Data shows that nearly 80 percent of collisions with large trucks are caused by drivers of passenger vehicles. Part of the reason for this is that many drivers never learned how to safely share the road with these big rigs.
Read on to learn how you can improve highway safety by becoming aware of the dangers truck drivers face on the road every day.
Give the truck drivers enough space to maneuver
Tailgating big rigs is extremely dangerous. A quick stop can cause a passenger car to underride the rear trailer. Such accidents frequently cause catastrophic non-survivable injuries to drivers and front seat passengers.
Tailgating drivers also are at risk of serious injuries and death from debris from tire blowouts on the highway. Big rig tires have 110 pounds per square inch of air.

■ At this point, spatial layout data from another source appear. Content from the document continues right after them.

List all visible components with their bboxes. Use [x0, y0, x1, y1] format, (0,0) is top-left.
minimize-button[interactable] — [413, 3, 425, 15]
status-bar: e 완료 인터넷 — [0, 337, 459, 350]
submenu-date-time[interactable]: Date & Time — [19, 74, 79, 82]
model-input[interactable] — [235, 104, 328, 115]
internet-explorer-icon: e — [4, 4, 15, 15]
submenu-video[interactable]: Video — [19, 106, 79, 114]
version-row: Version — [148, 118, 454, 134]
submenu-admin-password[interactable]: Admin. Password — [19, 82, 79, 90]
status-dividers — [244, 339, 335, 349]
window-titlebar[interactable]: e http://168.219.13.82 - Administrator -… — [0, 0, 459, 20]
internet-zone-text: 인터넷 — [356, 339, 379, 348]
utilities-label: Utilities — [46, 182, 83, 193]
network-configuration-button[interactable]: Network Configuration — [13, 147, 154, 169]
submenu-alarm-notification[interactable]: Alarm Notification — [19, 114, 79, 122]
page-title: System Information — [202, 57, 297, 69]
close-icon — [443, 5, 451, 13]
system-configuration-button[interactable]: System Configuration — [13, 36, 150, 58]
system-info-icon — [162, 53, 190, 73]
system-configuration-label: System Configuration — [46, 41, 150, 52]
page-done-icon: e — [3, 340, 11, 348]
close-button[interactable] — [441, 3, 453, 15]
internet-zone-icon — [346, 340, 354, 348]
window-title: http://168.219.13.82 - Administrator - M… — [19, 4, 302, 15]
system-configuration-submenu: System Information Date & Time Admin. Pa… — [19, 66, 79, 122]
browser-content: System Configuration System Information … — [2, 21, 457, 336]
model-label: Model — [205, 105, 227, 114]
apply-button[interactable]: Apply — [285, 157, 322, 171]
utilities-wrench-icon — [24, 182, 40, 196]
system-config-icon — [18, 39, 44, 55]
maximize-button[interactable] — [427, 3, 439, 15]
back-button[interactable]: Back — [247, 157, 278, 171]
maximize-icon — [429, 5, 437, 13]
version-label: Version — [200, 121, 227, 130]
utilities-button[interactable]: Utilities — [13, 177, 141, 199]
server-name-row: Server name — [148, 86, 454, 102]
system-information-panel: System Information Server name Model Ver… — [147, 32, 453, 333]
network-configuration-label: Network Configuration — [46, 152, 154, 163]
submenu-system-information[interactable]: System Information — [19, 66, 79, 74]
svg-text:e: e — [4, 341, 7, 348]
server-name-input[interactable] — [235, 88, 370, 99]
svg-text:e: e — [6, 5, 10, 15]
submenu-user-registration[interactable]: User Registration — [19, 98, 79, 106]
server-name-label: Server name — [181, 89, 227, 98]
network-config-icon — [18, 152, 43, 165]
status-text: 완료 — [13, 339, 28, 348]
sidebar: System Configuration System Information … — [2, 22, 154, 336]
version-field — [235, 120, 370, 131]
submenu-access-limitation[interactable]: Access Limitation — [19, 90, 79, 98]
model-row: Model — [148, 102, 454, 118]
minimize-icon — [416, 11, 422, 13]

Vehicles near a truck tire blowout could have their windows shattered from the concussion from the exploding tire.
Mirrors show distorted distances
Every driver has read the warning printed on their side mirrors stating that “objects in the mirror may be closer than they appear.” This optical illusion can make drivers think they have allowed enough clearance to merge back into their lane after passing when in fact they have not.
Drivers who cut off big rigs cause the truckers to slam on their brakes. This, in turn, can cause the truck drivers to lose control and strike other vehicles.

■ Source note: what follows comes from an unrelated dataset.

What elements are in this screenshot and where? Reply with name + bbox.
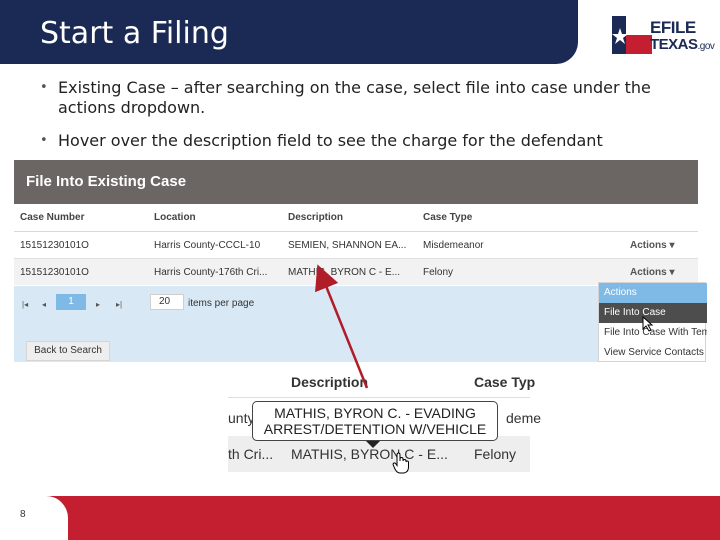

Be safe. Make sure you don’t merge until you see the highway pavement in the side mirrors.
Avoid truckers’ blind spots
Semitrucks have multiple blind spots on each side of the trailer and just behind and in front of the truck. One way to tell if you are in a big rig’s blind spot is to check and see if the mirrors on the cab are in view.

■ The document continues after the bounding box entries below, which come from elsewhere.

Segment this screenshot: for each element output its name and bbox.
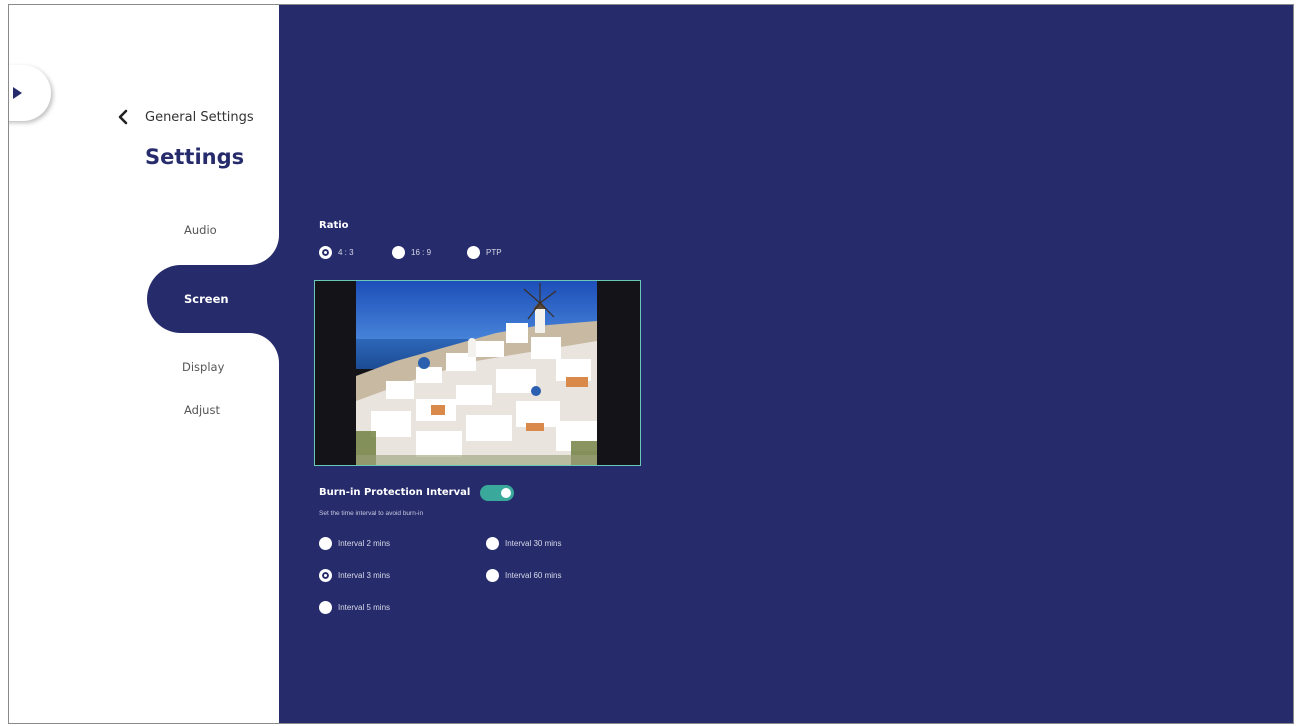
radio-label: Interval 60 mins (505, 571, 562, 580)
back-label: General Settings (145, 109, 254, 125)
preview-image (356, 281, 597, 465)
chevron-left-icon (117, 107, 133, 127)
interval-3-mins-option[interactable]: Interval 3 mins (319, 569, 390, 582)
radio-unselected (486, 569, 499, 582)
page-title: Settings (145, 145, 245, 169)
sidebar-item-adjust[interactable]: Adjust (184, 403, 220, 417)
expand-sidebar-button[interactable] (9, 65, 51, 121)
ratio-option-ptp[interactable]: PTP (467, 246, 502, 259)
santorini-image (356, 281, 597, 465)
radio-unselected (467, 246, 480, 259)
active-tab-curve-top (249, 235, 279, 265)
burn-in-title: Burn-in Protection Interval (319, 487, 471, 498)
burn-in-description: Set the time interval to avoid burn-in (319, 510, 424, 517)
radio-label: Interval 2 mins (338, 539, 391, 548)
sidebar-item-display[interactable]: Display (182, 360, 224, 374)
ratio-preview (314, 280, 641, 466)
sidebar: General Settings Settings Audio Screen D… (9, 5, 279, 723)
ratio-title: Ratio (319, 220, 349, 231)
interval-5-mins-option[interactable]: Interval 5 mins (319, 601, 390, 614)
ratio-option-16-9[interactable]: 16 : 9 (392, 246, 431, 259)
radio-label: Interval 30 mins (505, 539, 562, 548)
radio-label: Interval 5 mins (338, 603, 391, 612)
burn-in-toggle[interactable] (480, 485, 514, 501)
radio-selected (319, 569, 332, 582)
sidebar-item-screen[interactable]: Screen (147, 265, 279, 333)
ratio-option-4-3[interactable]: 4 : 3 (319, 246, 354, 259)
radio-selected (319, 246, 332, 259)
radio-unselected (486, 537, 499, 550)
interval-60-mins-option[interactable]: Interval 60 mins (486, 569, 561, 582)
radio-unselected (319, 601, 332, 614)
settings-window: General Settings Settings Audio Screen D… (8, 4, 1294, 724)
radio-label: Interval 3 mins (338, 571, 391, 580)
radio-label: 16 : 9 (411, 248, 432, 257)
radio-label: PTP (486, 248, 502, 257)
radio-unselected (319, 537, 332, 550)
interval-2-mins-option[interactable]: Interval 2 mins (319, 537, 390, 550)
sidebar-item-label: Screen (184, 292, 229, 306)
sidebar-item-audio[interactable]: Audio (184, 223, 217, 237)
radio-unselected (392, 246, 405, 259)
expand-arrow-icon (13, 87, 22, 99)
back-to-general-settings[interactable]: General Settings (117, 107, 254, 127)
active-tab-curve-bottom (249, 333, 279, 363)
interval-30-mins-option[interactable]: Interval 30 mins (486, 537, 561, 550)
radio-label: 4 : 3 (338, 248, 354, 257)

No? Assume you are in a blind spot and invisible to the truck driver. Move out of these “no-go zones” as quickly as possible.
Signal your intentions
This is so basic, but drivers ignore their turn signals daily. Truckers are not mind-readers. Drivers about to merge, turn or switch lanes should flip the appropriate signal approximately a quarter of a mile from their exit and 50′ before turning.
These tips can help drivers avoid deadly collisions with large trucks they encounter on the highway.